Robert here! Remember a few months ago when we all learned that Jack Nicholson was making a long-awaited return to the silver screen to star with Kristen Wiig in an American remake of bonkers German comedy Toni Erdmann? No, no, it was not a St. Elsewhere style coma dream. That possibly brilliant, possibly ill-advised project is still well underway, and there has been a new development: universally beloved and totally uncontroversial creator, writer, director, and star of HBO's Girls Lena Dunham and her co-writer Jenni Konner are in talks to pen the script. More after the jump...
If you recall this remake came about after Nicholson saw the film and was such a huge fan that he commissioned the project for himself the star in. Then Kristen Wiig got wrangled into it somehow. It is still in the very early stages of development, but the fact that it hasn't evaporated into "Wow remember when Jack Nicholson was going to star in a Toni Erdmann remake?" status yet leads me to believe we may soon be sitting in theaters watching Nicholson plop in some fake teeth and terrorize Wiig all over Romania.

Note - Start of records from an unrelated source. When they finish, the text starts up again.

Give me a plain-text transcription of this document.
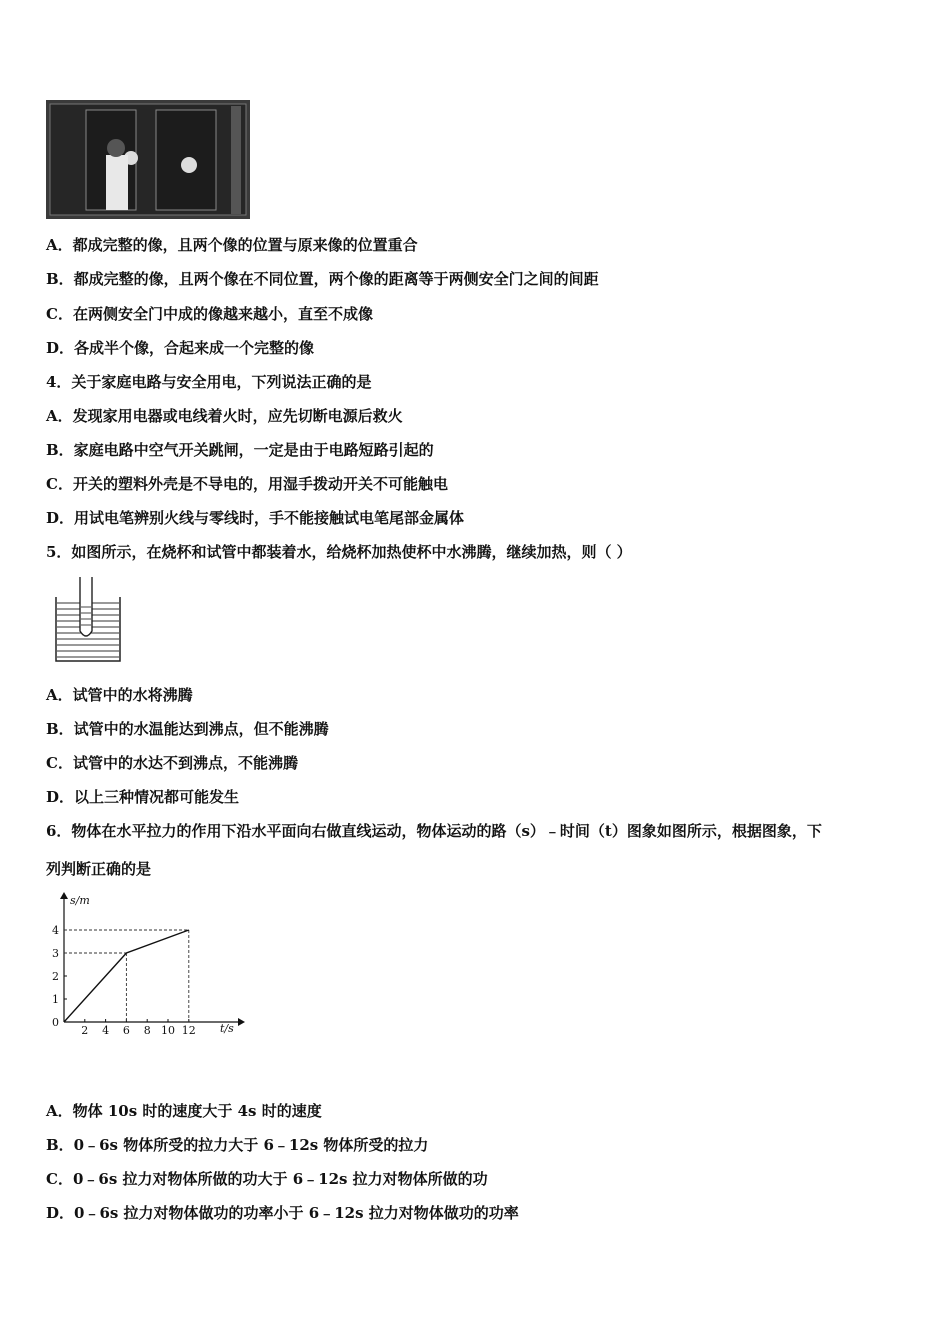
A．都成完整的像，且两个像的位置与原来像的位置重合
B．都成完整的像，且两个像在不同位置，两个像的距离等于两侧安全门之间的间距
C．在两侧安全门中成的像越来越小，直至不成像
D．各成半个像，合起来成一个完整的像
4．关于家庭电路与安全用电，下列说法正确的是
A．发现家用电器或电线着火时，应先切断电源后救火
B．家庭电路中空气开关跳闸，一定是由于电路短路引起的
C．开关的塑料外壳是不导电的，用湿手拨动开关不可能触电
D．用试电笔辨别火线与零线时，手不能接触试电笔尾部金属体
5．如图所示，在烧杯和试管中都装着水，给烧杯加热使杯中水沸腾，继续加热，则（ ）
A．试管中的水将沸腾
B．试管中的水温能达到沸点，但不能沸腾
C．试管中的水达不到沸点，不能沸腾
D．以上三种情况都可能发生
6．物体在水平拉力的作用下沿水平面向右做直线运动，物体运动的路（s）﹣时间（t）图象如图所示，根据图象，下
列判断正确的是
s/m
t/s
0
2 4 6 8 10 12
1
2
3
4
A．物体 10s 时的速度大于 4s 时的速度
B．0﹣6s 物体所受的拉力大于 6﹣12s 物体所受的拉力
C．0﹣6s 拉力对物体所做的功大于 6﹣12s 拉力对物体所做的功
D．0﹣6s 拉力对物体做功的功率小于 6﹣12s 拉力对物体做功的功率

Dunham and Konner's involvement is still in the early stages, but the mere mention of it has already garnered reaction from "What?" to "I wish I was dead." As I said about Nicholson and Wiig in the starring roles: if they are hell bent on remaking the movie, I actually think the Girls duo is an inspired choice for the job. Girls, as well as Dunham's debut feature film, Tiny Furniture, revels in the kind of odd, off-putting social situations that are the backbone of what makes Toni Erdmann such a special film. The characters Dunham creates (and some would say, Dunham herself), have a similar quality to the uncomfortable, boundary pushing persona at the center of the film.
I'm a firm believer that if you are going to remake a movie there needs to be a reason other than "I liked this in German so I'll do it in English." It needs to be tweaked, updated, reformed to fit the social and political climate of whatever country you're setting it in. In that regards, I think Dunham and Konner might be the women for the job.
Will all of that translate into a remake worthy of the effort? Do you hate or love the idea of Dunham's involvement?